Было бы полной неправдой сказать, что мы их не страшились. Еще как! Кому хочется плестись понуро позади всех? Но Анна Николаевна и не давала плестись.
Вот что она выдумала. Тройку или даже двойку в тетрадь ставила. Но в журнале — только точку, да и то карандашиком. Таких точечников она все-таки оставляла после уроков, но раз класс занимала следующая смена, вела их в учительскую.
Учительская! Ого-го! Пусть там старушки-учительницы на перемене чай даже пьют, а все равно неудобно, будто бы немножечко в зубном кабинете. Тут, конечно, бормашины нет, рот открыть не велят
— скорее, велят рот закрыть, ушами не хлопать и быть предельно собранным, внимательным, четким, ведь Анна Николаевна тебе свое личное время отдает. Чаще всего, конечно же, она оставляла в учительской ребят, у которых арифметика хромала. Берет тетрадку, объясняет, в чем ошибка, какое правило надо вспомнить, на отдельном листке пишет, как правильно похожую задачу решить. Спрашивает: ты понял? Если не понял, еще раз повторит и еще. Дает задачу, предлагает: реши. Ты решаешь. Если правильно, ставит отметку. Потом еще задачу дает. Снова ставит отметку, если решил. Но — обратите внимание — в твоей тетрадке.
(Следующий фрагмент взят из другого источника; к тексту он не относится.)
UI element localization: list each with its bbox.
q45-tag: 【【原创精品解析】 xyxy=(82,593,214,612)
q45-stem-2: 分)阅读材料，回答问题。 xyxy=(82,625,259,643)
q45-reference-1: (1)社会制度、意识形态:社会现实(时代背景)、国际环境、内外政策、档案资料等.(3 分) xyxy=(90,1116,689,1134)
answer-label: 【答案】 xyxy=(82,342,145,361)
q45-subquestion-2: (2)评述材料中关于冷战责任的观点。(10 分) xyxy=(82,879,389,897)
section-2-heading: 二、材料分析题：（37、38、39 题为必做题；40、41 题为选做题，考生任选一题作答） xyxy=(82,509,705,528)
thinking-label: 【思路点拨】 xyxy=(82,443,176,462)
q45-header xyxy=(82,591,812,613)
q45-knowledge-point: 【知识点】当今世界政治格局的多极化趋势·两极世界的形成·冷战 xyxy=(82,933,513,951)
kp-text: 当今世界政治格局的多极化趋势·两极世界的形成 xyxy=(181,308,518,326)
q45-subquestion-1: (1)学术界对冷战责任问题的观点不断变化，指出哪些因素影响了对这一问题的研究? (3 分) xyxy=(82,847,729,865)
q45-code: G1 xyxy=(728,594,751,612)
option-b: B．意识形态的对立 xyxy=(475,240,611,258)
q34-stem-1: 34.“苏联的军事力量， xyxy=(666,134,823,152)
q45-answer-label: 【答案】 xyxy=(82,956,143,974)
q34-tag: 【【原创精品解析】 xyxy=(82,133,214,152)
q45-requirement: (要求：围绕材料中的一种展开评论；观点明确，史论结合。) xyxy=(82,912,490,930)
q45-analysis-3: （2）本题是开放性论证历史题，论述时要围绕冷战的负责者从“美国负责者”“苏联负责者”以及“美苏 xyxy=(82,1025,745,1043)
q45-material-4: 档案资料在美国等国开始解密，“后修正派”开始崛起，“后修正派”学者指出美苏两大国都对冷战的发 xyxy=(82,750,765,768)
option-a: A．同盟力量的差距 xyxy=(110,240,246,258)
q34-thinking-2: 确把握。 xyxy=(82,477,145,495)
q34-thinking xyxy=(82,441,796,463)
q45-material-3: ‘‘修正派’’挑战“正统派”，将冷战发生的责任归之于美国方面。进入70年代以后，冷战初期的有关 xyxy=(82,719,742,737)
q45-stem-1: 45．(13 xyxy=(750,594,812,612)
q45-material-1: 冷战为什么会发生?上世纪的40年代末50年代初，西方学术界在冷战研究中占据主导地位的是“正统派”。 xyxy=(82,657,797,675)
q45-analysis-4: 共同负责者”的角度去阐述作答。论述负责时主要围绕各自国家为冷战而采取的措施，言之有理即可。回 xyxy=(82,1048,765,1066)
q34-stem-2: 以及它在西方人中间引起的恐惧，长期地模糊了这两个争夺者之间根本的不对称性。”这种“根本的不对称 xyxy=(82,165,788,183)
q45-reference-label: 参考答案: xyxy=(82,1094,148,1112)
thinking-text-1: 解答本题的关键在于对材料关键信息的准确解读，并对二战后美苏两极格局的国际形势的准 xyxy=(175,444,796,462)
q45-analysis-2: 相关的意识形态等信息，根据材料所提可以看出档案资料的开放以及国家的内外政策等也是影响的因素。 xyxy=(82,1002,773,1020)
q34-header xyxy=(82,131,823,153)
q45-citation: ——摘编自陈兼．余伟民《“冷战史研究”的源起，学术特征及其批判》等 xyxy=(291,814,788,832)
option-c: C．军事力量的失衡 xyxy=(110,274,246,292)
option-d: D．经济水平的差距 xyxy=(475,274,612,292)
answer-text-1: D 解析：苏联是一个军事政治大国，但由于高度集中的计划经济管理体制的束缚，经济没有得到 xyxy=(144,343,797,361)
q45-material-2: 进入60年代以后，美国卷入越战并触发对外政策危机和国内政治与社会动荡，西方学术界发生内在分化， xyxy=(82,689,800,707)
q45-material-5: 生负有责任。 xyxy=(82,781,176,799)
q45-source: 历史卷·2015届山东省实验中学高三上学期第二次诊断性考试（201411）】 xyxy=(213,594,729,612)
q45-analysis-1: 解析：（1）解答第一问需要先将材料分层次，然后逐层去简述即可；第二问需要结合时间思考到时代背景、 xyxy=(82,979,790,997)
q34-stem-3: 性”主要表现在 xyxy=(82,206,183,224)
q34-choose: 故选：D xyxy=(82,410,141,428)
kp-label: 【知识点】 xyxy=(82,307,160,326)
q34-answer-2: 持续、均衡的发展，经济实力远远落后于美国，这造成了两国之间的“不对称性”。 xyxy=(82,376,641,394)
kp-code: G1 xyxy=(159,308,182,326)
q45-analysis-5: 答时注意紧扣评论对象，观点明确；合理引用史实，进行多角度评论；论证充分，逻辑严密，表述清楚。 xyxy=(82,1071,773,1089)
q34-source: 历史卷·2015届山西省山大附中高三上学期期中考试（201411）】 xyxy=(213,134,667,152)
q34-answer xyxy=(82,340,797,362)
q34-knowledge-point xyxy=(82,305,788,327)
Однако только этого учительнице мало. Она задает задачку из прошлого, недельной давности. Еще одну — месячной давности. Еще одну — снова свежую, где запутался. Ежели все идет гладко, не жалея ставит хорошие отметки, например, четверки. Даже после двоек четверку поставит, не побоится. Однако никогда не поставит пятерку после двойки. И мы не ворчим, соглашаемся: это уж было бы слишком.
После таких занятий Анна Николаевна тебя отпускала. Если оставляла группу, того, кто соображал быстрей и увереннее повторял задачки старые и разбирался в новых, отпускала раньше, а другие оставались. Бывало, всех троих-четверых-шестерых экзаменовала вдоль и поперек и не отпускала никого, если даже один не понимал.
Всей кучкой сидели полчаса-час и вздыхали хором, с радостью, когда этот последний, наконец, допер, как надо решать. Зато все из школы выскакивали радостные, не очень-то, конечно, разбираясь, что в этой радости есть некая солидарность с победителем, еще пять минут назад казавшимся побежденным, — ведь кто знает, завтра таким можешь оказаться и ты, и как славно, что ты будешь не один, как не оказался им сегодняшний отставалец.
Испытание учительской надо было непременно попробовать на себе, хотя и не всем, особенно девчонкам, это требовалось. После учительской ты понимал, что у тебя все в порядке. Анна Николаевна, даже не очень-то вглядываясь в тебя, разбиралась в тебе будто какой доктор — запросто выясняла, чего ты не знал или забыл, и повторяла нужное. Да она и была доктором: выясняла твое нездоровье в арифметике. Или в правилах русского языка. Она не запускала наши болезни — вот что, и лечила их, пока они незначительны и не доставляют больших неприятностей.
Был у нее еще один прием: к больным или, скажем лучше, заболевающим она прикрепляла здоровых. В нашем тридцатидушном классе у нее было, самое малое, пять круглых, без дураков, отличников. Точнее-то, конечно, отличниц. И вот она велела им сегодня, например, идти на помощь товарищу. Домой. Как сами выучат уроки, так и идти.
Это был, доложу вам, еще тот приемчик. Девчонки-отличницы смотрят победительно, даже, кажется, облизываются, будто какие овчарки, а те, к кому они должны заявиться после уроков, бледнеют и отговариваются, как могут: я, мол, сегодня на рынок за молоком пойду и меня не будет, или еще про поликлинику соврут. Тогда Анна Николаевна, чуть улыбаясь и не глядя в сторону врунов, говорит:
— Ох, я вижу, мне самой придется к вам в гости зайти.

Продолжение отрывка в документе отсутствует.